Un matin, sur la table de nuit, je découvre cette lettre au réveil :
« Mon cher fonctionnaire bien aimé,
au moment où tu découvriras ce petit mot, je serai dans l’avion de Singapour pour vendre les produits de beauté dont je dirige la marque… après ces jours et ces nuits passés ensemble au manoir, souvenirs inoubliables, quel déchirement ! J’ai besoin d’un type comme toi. Un romancier, ça ne se lâche pas ! J’ai besoin d’histoires ! Je t’embauche comme « conseiller en communication écrite » ( il faut bien rigoler), et même si tu veux je t’épouse, tiens (non, excuse, c’est peut-être un peu tôt)! Je rentrerai mardi prochain à 21h15 par le vol direct. Je suis sûre que tu m’attendras à l’aéroport.
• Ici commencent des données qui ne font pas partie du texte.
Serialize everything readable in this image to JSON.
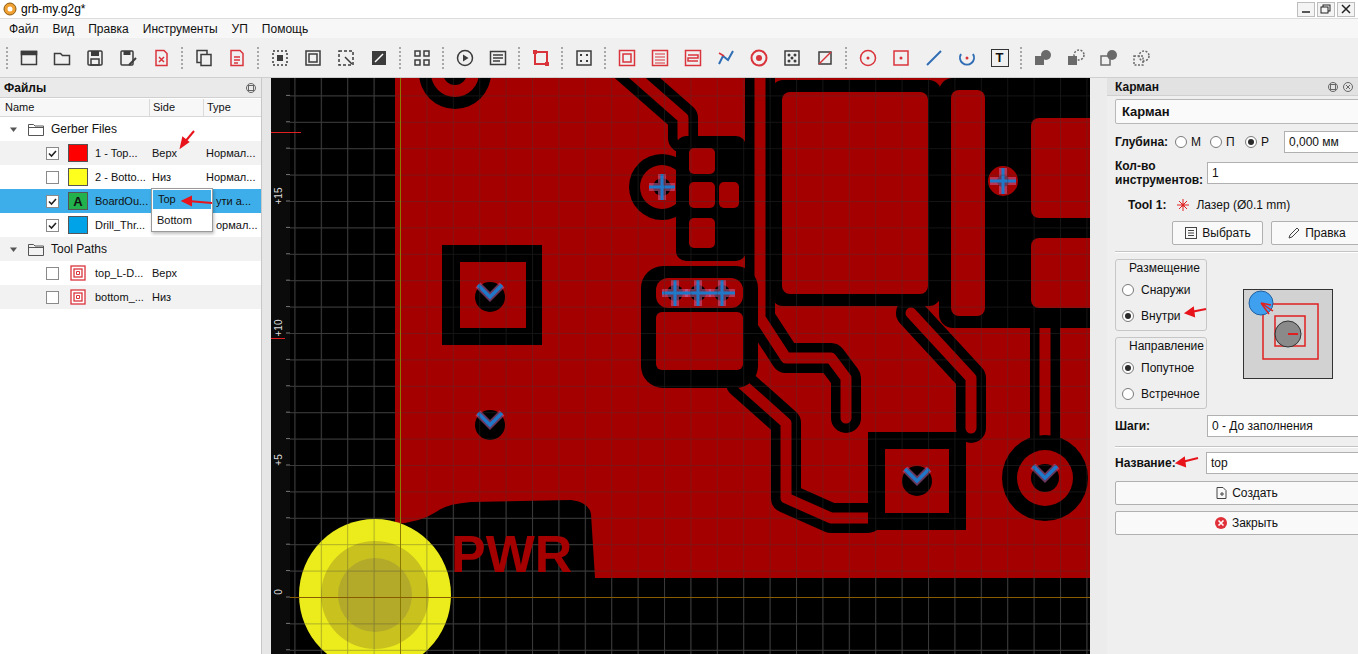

Au cas où tu aurais quelques scrupules : oui, on a réellement voulu attenter à ta vie pour que tu partes. Tu fais trop bien ton travail de secrétaire et ces rats craignent pour leur place. Ils sont logés et nourris dans les sous-sols et ne lâcheraient leur «poste» pour rien au monde. Tu leur es insupportable. Ils ont été placés ici en renfort (!) de ma mère à cause de leur incompétence ; on ne sait pas quoi faire d’eux. Si tu restes fonctionnaire, ils vont te supprimer, sécurité de l’emploi oblige !!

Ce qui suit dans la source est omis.